Dicono anche che Michela Fiori si fosse rivolta ad un centro antiviolenza. Infatti l’uomo aveva già mostrato un lato violento, perché, dicono, aveva derubato un figlio del cellulare per chiedere il riscatto di 300 (?!?) euro alla madre. Dicono che lei l’avesse denunciato alla polizia, ma la procura e la polizia negano di avere raccolto una denuncia. Dicono allora che la donna non avesse denunciato perché bonariamente non credeva all’irreparabile. Ma dicono poi invece che temesse per la sua vita. A chi credere? Ora, non esiste un centro antiviolenza lì vicino ad Alghero. Così si scopre che non di un centro antiviolenza si trattava ma di un “punto di ascolto”. Scopriamo però che tale punto di ascolto era stato aperto il 25 novembre 2018, appena 15 giorni prima dei fatti. Michela Fiori, quale operatrice di assistenza domiciliare, frequentava gli ambienti dell’amministrazione comunale e conosceva probabilmente l’assessore alle politiche sociali Lalla Cavazzuti. D’altronde Alghero è una cittadina di 40.000 abitanti. L’assessore aveva sposato l’idea di aprire il centro unitamente a Gabriella Esposito, assessore con delega a Istruzione e cultura e Ornella Piras, assessore allo sviluppo economico e delle attività produttive. Alla sua apertura in pompa magna, il 25 novembre, erano presenti anche le consigliere comunali Giusy Piccone (gruppo per Alghero), Franca Carta (Gruppo democratici per Alghero) ed Elisabetta Boglioli, la quota rosa dell’amministrazione comunale al completo. Tutti non appartenenti all’area governativa nazionale, essendo tendenzialmente la Regione Sardegna ancorata alla passata politica governativa.

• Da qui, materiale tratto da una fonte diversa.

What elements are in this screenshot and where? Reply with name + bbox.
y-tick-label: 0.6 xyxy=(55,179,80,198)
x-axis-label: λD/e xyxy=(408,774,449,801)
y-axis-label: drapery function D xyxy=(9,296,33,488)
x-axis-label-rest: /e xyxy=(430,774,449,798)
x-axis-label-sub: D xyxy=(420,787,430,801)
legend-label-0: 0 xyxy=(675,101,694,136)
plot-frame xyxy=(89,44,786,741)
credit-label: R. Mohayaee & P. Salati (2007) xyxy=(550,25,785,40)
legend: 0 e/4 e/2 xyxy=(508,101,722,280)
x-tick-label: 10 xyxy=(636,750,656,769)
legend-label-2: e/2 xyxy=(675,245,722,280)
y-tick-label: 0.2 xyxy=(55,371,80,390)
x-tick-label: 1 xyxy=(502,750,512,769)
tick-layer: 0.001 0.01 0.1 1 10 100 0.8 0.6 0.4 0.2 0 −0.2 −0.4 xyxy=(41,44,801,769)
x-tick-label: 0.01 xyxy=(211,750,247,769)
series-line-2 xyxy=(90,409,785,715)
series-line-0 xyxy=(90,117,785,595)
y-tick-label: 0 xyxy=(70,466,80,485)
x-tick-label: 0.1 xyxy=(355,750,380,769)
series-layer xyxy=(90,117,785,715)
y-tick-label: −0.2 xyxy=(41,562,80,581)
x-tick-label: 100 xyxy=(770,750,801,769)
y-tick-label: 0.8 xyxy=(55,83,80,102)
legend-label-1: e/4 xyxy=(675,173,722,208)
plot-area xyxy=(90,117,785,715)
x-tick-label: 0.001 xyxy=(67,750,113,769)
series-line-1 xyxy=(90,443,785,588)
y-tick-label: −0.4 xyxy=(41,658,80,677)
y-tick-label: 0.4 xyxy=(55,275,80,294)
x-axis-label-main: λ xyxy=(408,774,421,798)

A me sembra più probabile che Michela Fiori avesse più semplicemente detto, nel suo ambito, come si stesse separando, con l’esasperazione che accompagna tante simili situazioni. Ma sui media è passata la versione più utile a mostrare quale collegamento diretto ed efficiente esista tra il rivolgersi ad un centro antiviolenza e il rischio di “femminicidio”. Che non è stato affatto evitato, come non sono stati evitati altri simili delitti, ancorché di numero statisticamente inferiore in Italia su scala mondiale, dai 50.000 ricorsi di donne ai centri antiviolenza vantati in questo paese dalle associazioni come D.i.Re. Solo in Dicembre 2018 altri tre “femminicidi” o tentati “femminicidi”. Ma non sono state evitate simili o più orride tragedie neanche quando attuate dal genere opposto. E non solo di “maschicidi” si tratta, tanto per sgombrare il campo dal sospetto che si faccia a chi conta più morti. La storia tragica di Catania e del bambino di tre mesi sbattuto per terra e ucciso da sua madre, una ragazza di ventisei anni, secondo le accuse e le notizie fin qui disponibili, annerisce ancora di più la cronaca già nera. Il nome completo della donna viene per lo più oscurato dai media, così come nel caso della madre detenuta che lancia i due figli nel vuoto a Rebibbia. Tornano in mente, per involontarie associazioni di sangue, vicende collaterali già cristallizzate, mentre questa è ancora da chiarire. Veronica Panarello condannata per l’omicidio di Loris. Giusy Savattaassolta dall’accusa di avere ucciso volontariamente, perché dichiarata incapace di intendere e di volere, dopo lo strazio delle sue figlie. Diverse le storie. Senza fondo il dolore che segue. Valentina, l’infanticida di Catania, era una ragazza-madre che rifiutava il padre di suo figlio ma stranamente lo ha evocato prima di uccidere il figlio.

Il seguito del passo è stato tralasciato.